Люба молчала на его слова, но осознание собственной беспомощности и никчемности в глазах бандитов просто убивало ее. Они считали ее вещью, необходимой в хозяйстве, и убили бы ее, как только нашлась замена, такая же несчастная женщина.
– Пока мучаюсь здесь – другие женщины в безопасности, – вздохнула она.
Замерзнув, она решила войти в избушку. Никого не было, печка излучала тепло, тишина накрывала ее своей тоской. Никого на сотни километров, она одна в этом Богом забытом (или проклятом?) месте.

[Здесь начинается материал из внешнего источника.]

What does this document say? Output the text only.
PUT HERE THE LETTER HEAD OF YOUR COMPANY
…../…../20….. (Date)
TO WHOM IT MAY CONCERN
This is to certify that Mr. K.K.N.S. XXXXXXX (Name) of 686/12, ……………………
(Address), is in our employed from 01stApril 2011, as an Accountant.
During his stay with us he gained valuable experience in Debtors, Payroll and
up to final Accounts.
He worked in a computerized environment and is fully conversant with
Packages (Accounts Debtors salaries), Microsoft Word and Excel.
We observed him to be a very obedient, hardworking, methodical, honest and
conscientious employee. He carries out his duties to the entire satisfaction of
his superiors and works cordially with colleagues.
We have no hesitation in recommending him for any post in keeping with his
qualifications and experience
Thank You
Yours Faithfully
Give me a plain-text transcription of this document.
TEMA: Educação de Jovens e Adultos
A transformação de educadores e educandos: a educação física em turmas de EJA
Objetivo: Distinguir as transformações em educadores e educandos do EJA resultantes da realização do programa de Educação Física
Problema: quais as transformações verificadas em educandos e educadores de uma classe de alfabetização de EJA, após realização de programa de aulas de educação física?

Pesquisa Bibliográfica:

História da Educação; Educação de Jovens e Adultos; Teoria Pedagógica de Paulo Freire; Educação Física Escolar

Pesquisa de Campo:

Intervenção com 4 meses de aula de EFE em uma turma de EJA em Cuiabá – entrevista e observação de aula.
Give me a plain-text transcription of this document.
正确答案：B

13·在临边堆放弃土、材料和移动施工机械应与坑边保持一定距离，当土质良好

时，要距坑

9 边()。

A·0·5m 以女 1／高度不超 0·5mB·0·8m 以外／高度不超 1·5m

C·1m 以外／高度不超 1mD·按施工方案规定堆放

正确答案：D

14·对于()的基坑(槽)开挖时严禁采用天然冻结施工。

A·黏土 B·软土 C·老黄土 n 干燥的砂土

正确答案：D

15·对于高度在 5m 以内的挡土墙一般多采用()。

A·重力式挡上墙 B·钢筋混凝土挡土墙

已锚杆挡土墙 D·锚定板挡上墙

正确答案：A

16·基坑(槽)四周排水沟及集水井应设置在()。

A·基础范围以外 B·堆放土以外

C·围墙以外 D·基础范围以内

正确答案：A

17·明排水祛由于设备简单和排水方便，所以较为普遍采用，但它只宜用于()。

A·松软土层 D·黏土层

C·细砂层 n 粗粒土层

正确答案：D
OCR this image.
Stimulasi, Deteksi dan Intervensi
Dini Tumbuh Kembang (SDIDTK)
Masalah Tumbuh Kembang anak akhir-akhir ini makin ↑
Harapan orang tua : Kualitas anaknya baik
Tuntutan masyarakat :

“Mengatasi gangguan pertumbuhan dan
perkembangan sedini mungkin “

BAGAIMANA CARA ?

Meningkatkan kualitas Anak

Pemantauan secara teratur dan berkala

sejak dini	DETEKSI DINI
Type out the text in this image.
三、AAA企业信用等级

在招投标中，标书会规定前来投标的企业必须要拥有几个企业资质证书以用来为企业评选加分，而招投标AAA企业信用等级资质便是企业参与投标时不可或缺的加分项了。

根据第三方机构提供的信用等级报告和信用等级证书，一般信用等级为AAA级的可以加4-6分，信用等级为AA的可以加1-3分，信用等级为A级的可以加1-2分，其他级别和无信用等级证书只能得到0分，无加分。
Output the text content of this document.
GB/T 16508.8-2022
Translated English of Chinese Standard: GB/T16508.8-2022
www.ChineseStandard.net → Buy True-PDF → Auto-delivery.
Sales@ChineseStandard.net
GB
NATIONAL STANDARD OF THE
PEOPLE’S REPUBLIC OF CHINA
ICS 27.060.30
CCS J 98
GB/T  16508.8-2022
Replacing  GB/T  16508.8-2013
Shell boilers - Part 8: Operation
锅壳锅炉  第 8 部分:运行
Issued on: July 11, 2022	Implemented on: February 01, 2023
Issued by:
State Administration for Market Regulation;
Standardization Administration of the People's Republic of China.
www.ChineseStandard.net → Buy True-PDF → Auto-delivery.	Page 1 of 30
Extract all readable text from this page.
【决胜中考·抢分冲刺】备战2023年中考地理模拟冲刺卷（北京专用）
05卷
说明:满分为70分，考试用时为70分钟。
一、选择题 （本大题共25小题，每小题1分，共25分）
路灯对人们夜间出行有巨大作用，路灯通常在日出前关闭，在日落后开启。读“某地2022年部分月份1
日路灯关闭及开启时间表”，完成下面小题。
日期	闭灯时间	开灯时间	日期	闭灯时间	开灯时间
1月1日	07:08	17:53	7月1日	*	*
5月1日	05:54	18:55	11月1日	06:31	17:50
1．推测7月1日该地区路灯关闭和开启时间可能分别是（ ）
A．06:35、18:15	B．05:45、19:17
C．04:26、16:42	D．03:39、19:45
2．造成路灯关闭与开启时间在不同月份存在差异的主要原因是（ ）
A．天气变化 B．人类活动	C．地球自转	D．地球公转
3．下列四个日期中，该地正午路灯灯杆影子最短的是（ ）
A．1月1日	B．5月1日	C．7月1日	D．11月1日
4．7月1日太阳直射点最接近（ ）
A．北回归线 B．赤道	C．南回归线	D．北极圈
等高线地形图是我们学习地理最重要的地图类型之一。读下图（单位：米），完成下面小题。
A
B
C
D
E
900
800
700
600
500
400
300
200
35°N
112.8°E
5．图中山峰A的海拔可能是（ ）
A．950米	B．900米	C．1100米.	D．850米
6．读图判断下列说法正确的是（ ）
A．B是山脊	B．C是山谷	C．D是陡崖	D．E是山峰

Она зажгла свечу, и вместе с ее трепещущим пламенем и падающими крупными хлопьями снега за оконцем в сердце входила зима, в душу непередаваемая тоска. В глазах грусть и остановившиеся слезы.
И, как всегда, когда она оставалась одна, ее душа начинала балансировать между прошлым и настоящим, не имея возможности предугадать будущее. Что будет с ней дальше? Она не сумела освободиться за эти месяцы, не нашла способ снять металлическое кольцо с шеи, которое запиралось на замок сбоку, и ключ от этого небольшого замка находился у Василия. Не смогла перервать длинную цепь, которой хватало на то, чтобы двигаться от избушки до бани и родника, но не хватало до ее родного дома.
Сколько раз пыталась она найти способ освободиться, но все тщетно. Уходя, Василий запирал в небольшой сарайчик, стоящий в отдалении, все, чем она могла перерубить цепь, которая, к тому же, до сарайчика не доставала.
Люба думала о том, что впереди несколько месяцев зимы и, даже если бы она освободилась, уйти она не сможет. У нее нет теплой одежды, в тайге зимой нечего есть и полно голодных зверей. Она просто не дойдет, замерзнет где-нибудь под деревом или станет драгоценным обедом для диких зверей.
Люба села на нары и со стоном закачалась из стороны в сторону, обхватив руками голову. Что же ей делать? Что делать? Если так будет продолжаться дальше, вряд ли ей удастся дожить до теплых дней. Василий, если не убьет ее, то замучает до смерти. Она уже думала о том, чтобы спрятать в своем углу нож и ночью убить его. Но, даже если ей это удалось бы, китайцы вряд ли отпустили ее. Она так и осталась бы на цепи. Если бы они ушли навсегда, они оставили бы ее одну умирать от голода и жажды.
– Неужели не придет день, когда я утром проснусь дома и поцелую теплые личика детей, выпью чай и просто посмотрю в окно?